Ainda assim, que saudade de abraçar.
De ver, encostar, ocupar o mesmo espaço, ficar na rua, dançar, passear pela cidade, ir de uma exposição a um restaurante, emendar com a sobremesa, migrar para o quintal dos amigos, apertar as crianças que estamos deixando de ver na idade que elas têm agora – e me parte o coração não poder pegar no colo meu sobrinho de cinco meses ou brincar com um menino de três anos enquanto ele se diverte com um cachorro que é seu amigo também. Tem dias que sinto falta até da conversa de elevador, quando a gente conseguia falar sobre o tempo, e não sobre a pandemia vivida no pandemônio que se tornou o Brasil em 2020.
É aos sábados que essa saudade se intensifica. Quando a gente fazia tudo isso prolongando o dia para ficar junto, cada hora chegando mais um amigo, naquela aglomeração de afeto que era capaz de nos dar mais energia de vida. Conversando sobre todos diversos assuntos, lembrando do Carnaval que acabou de acontecer, dos planos, das viagens, reforçando nosso entendimento de que a gente vive bem quando vive junto. Ouvindo música, escutando o outro de corpo inteiro, experimentando até ficar em silêncio também. A conversa pela tela é focada, não deixa espaço para a pausa.
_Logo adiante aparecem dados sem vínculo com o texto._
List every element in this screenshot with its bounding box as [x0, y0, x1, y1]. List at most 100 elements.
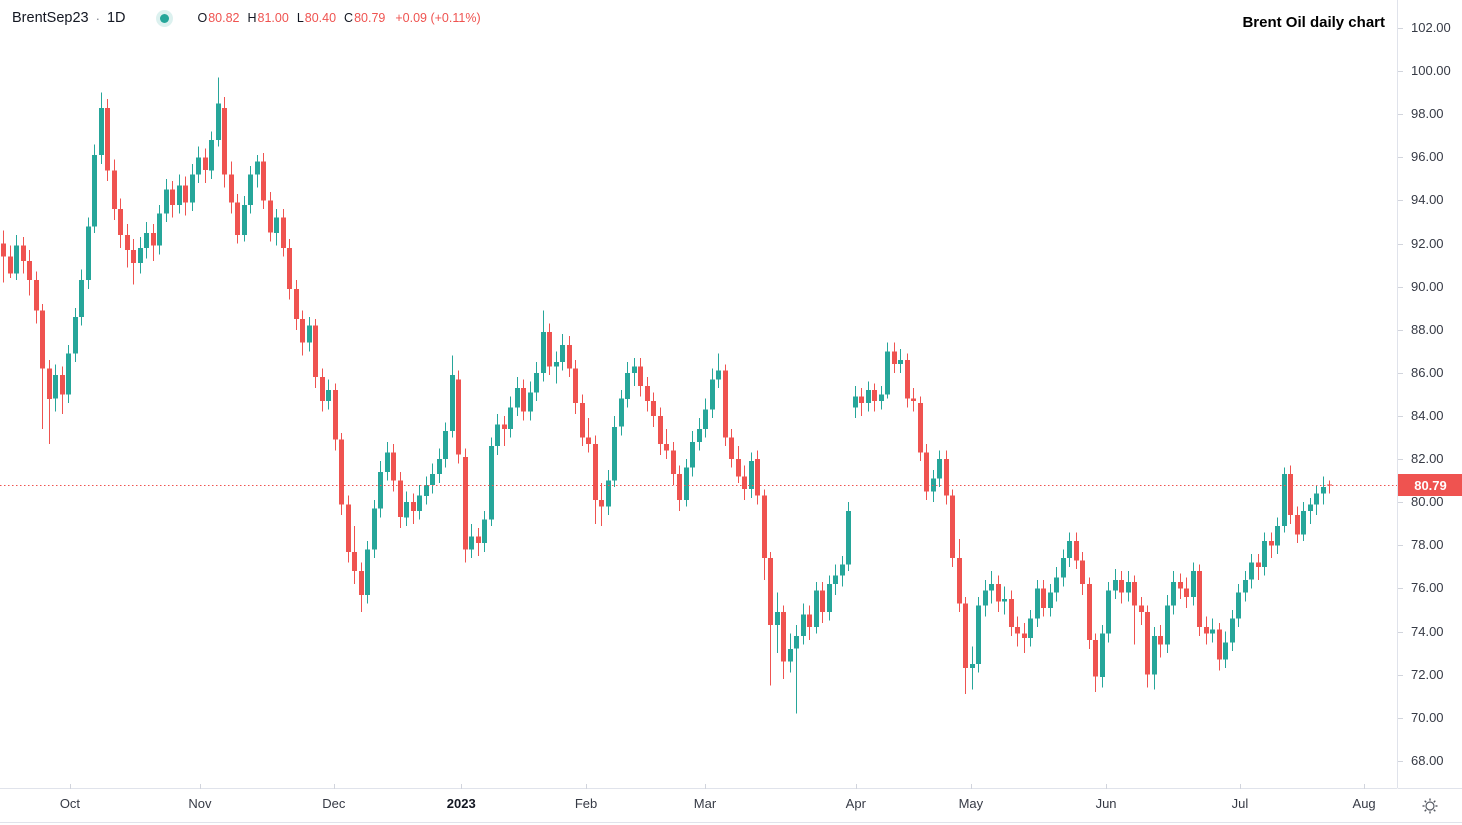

E tantas vezes é no silêncio compartilhado que acontece uma conexão mais profunda.
Depois de 100 dias, começamos a experimentar a “fadiga da quarentena”. Nosso corpo faz um esforço para nos adaptar a situações como a que estamos vivendo. Quando precisamos fazer isso por muito tempo, esse mecanismo entra em falência. Começam as rusgas individuais por questões que são estruturais. O problema não é que sua amiga foi ao shopping quando considerou aquilo uma necessidade, e sim que vivemos um desgoverno, uma pandemia sem ministro da saúde, sem orientação – e sem subsídios para que ficar em casa deixe de ser uma questão de privilégio e se torne uma de saúde, de direito. Em vez de cobrarmos de quem têm poder, ficamos chateados com quem fura a quarentena.
A certa altura talvez muitos de nós vamos furar a quarentena, imagino. Porque a gente tem necessidade de afeto, de abraço, de toque, de ficar junto. E, sem previsão de quanto tempo vai durar a pandemia, vamos precisar desenhar alternativas para ver o outro com segurança, respeitando protocolos. Uma amiga me ajudou a levar o pensamento para um lugar menos rígido, falando de necessidade versus risco. “Comprar comida num supermercado é alto risco, mas grande necessidade, por isso vamos. No começo da pandemia a gente colocou os encontros como baixa necessidade. Três meses depois virou alta necessidade…”
Talvez a gente precise se envolver em plástico, como na cena abaixo, em um lar de idosos em Gravataí, no Rio Grande do Sul, que montou uma cortina plástica com espaços para abraços, para que eles pudessem entrar em contato com suas famílias. Ao olhar a imagem, primeiro senti angústia e quase um desespero. Para logo depois pensar que essa gambiarra pode se tornar possibilidade também. Se é disso que vamos precisar para viver momentaneamente o presente com um pouco mais de afeto, me vem à cabeça uma figurinha de Whatsapp: já tô com roupa de ir. Porque não vejo a hora da gente se encontrar de novo – e mais uma vez.